As President Obama and Republicans squabble over whose programs to cut and which taxes to raise, slow growth and a rising tide of interest payments - largely beyond their control - are making the job of fixing the budget much harder than in the past. Statehouses and governors face similar challenges.

After World War II, the federal debt - including debt purchased by the Social Security Trust Fund - hit nearly 122 percent of gross domestic product. State and municipal debt back then was minimal. By the time Dwight Eisenhower was elected president six years later, the federal government's debt had dipped to about three-fourths of GDP.

The key factor in the rapid drop in government debt, said Harvard University economist Kenneth Rogoff, was fast economic growth. Spurred by a young labor force, world-leading manufacturers, high personal savings rates, a pent-up demand for consumer goods after years of war and the Depression, and a bout of inflation, the economy grew 57 percent in six years. Thanks to sharp postwar cuts in defense outlays, federal government spending also tumbled for a couple of years.

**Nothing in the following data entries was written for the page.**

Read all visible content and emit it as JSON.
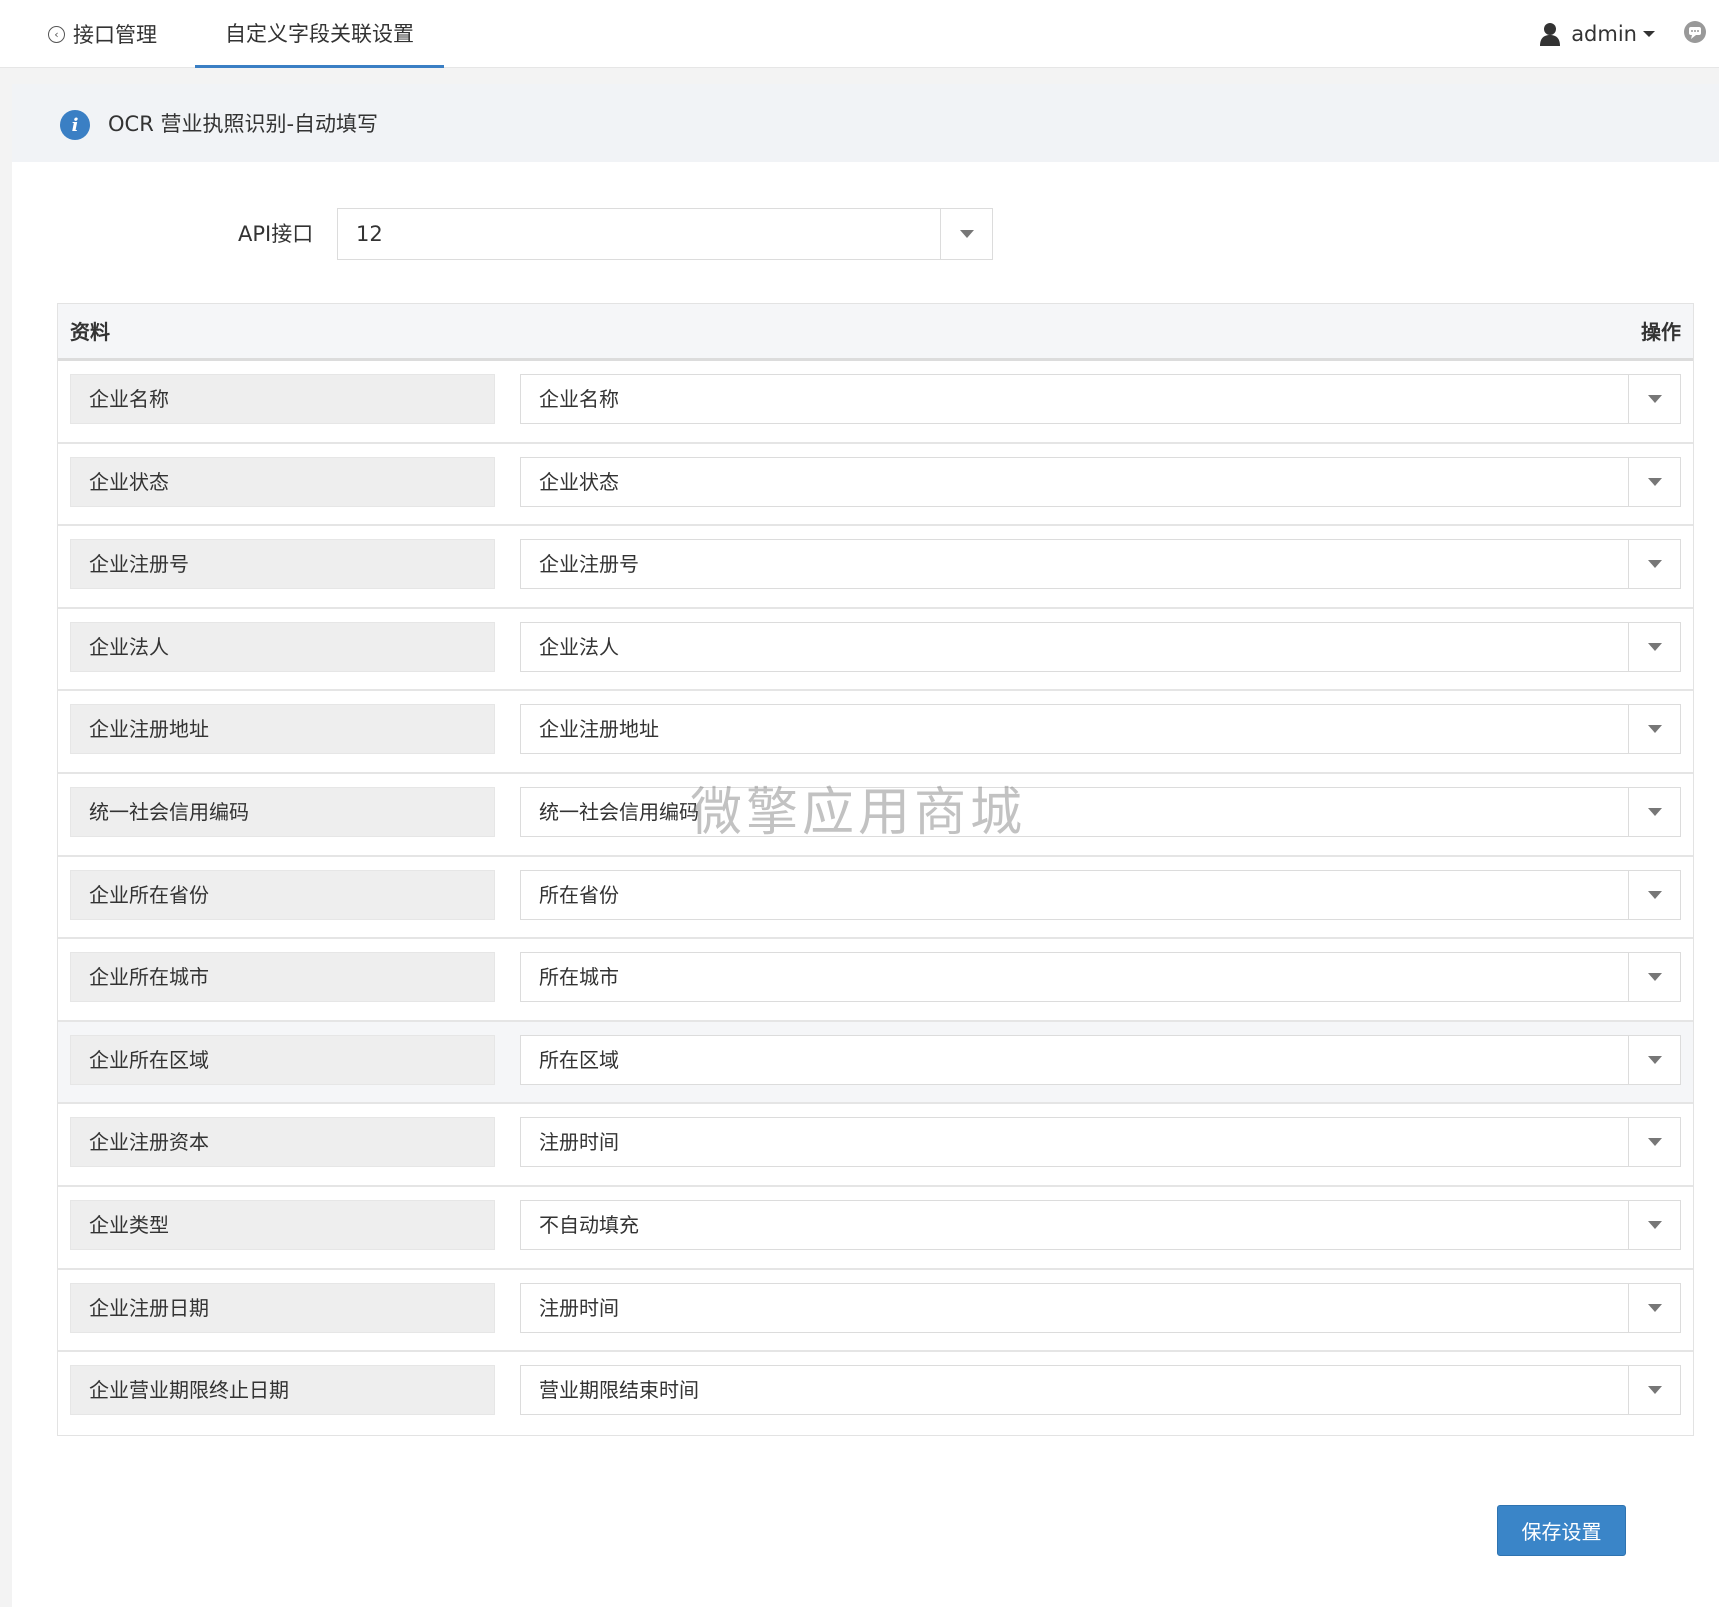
{
  "topbar": {
    "back_tab_label": "接口管理",
    "active_tab_label": "自定义字段关联设置",
    "user_name": "admin"
  },
  "notice": {
    "text": "OCR 营业执照识别-自动填写",
    "icon_char": "i"
  },
  "api": {
    "label": "API接口",
    "value": "12"
  },
  "table": {
    "header_left": "资料",
    "header_right": "操作",
    "rows": [
      {
        "name": "企业名称",
        "value": "企业名称"
      },
      {
        "name": "企业状态",
        "value": "企业状态"
      },
      {
        "name": "企业注册号",
        "value": "企业注册号"
      },
      {
        "name": "企业法人",
        "value": "企业法人"
      },
      {
        "name": "企业注册地址",
        "value": "企业注册地址"
      },
      {
        "name": "统一社会信用编码",
        "value": "统一社会信用编码"
      },
      {
        "name": "企业所在省份",
        "value": "所在省份"
      },
      {
        "name": "企业所在城市",
        "value": "所在城市"
      },
      {
        "name": "企业所在区域",
        "value": "所在区域"
      },
      {
        "name": "企业注册资本",
        "value": "注册时间"
      },
      {
        "name": "企业类型",
        "value": "不自动填充"
      },
      {
        "name": "企业注册日期",
        "value": "注册时间"
      },
      {
        "name": "企业营业期限终止日期",
        "value": "营业期限结束时间"
      }
    ]
  },
  "watermark": "微擎应用商城",
  "save_button": "保存设置",
  "colors": {
    "accent": "#3a7fc4",
    "button": "#3a85c8"
  }
}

But today the U.S. economy is in a polar opposite condition. The labor force is aging, U.S. manufacturing often lags behind Asian and European rivals, households are in hock up to their eyeballs, and consumer appetite for goods is tepid. In addition, inflation is tame and government spending locked into entitlement programs and debt service that will be hard or impossible to alter.

"We're not growing like we were after World War II, so the amount of debt you can bear and the trajectory are much worse," Rogoff said.

Moreover, today state and municipal governments are also facing fiscal woes - another difference between now and the postwar era. State and municipal governments from Sacramento to Madison to Harrisburg have racked up about $2.4 trillion in debt, or more than 15 percent of GDP.

Even if analysts leave aside the debt held by the Social Security Trust Fund, the total indebtedness of federal, state and local governments is running around 85 percent, vs. 108.7 percent in 1946.

"It's still very, very, very high," Rogoff said, "and there are a lot of things on the other side of the equation that are much worse." Moreover the debt held by Social Security, which is in surplus now, will have to be paid later as the ranks of senior citizens grow.

Robert D. Reischauer, president of the Urban Institute and former director of the nonpartisan Congressional Budget Office, said that the debt accumulated by 1946 "was for a very different purpose, which was to preserve freedom and democracy versus totalitarianism rather than to throw a huge party and put it on the credit card."

He said that state governments have also squandered much of their spending and failed to meet all their pension obligations.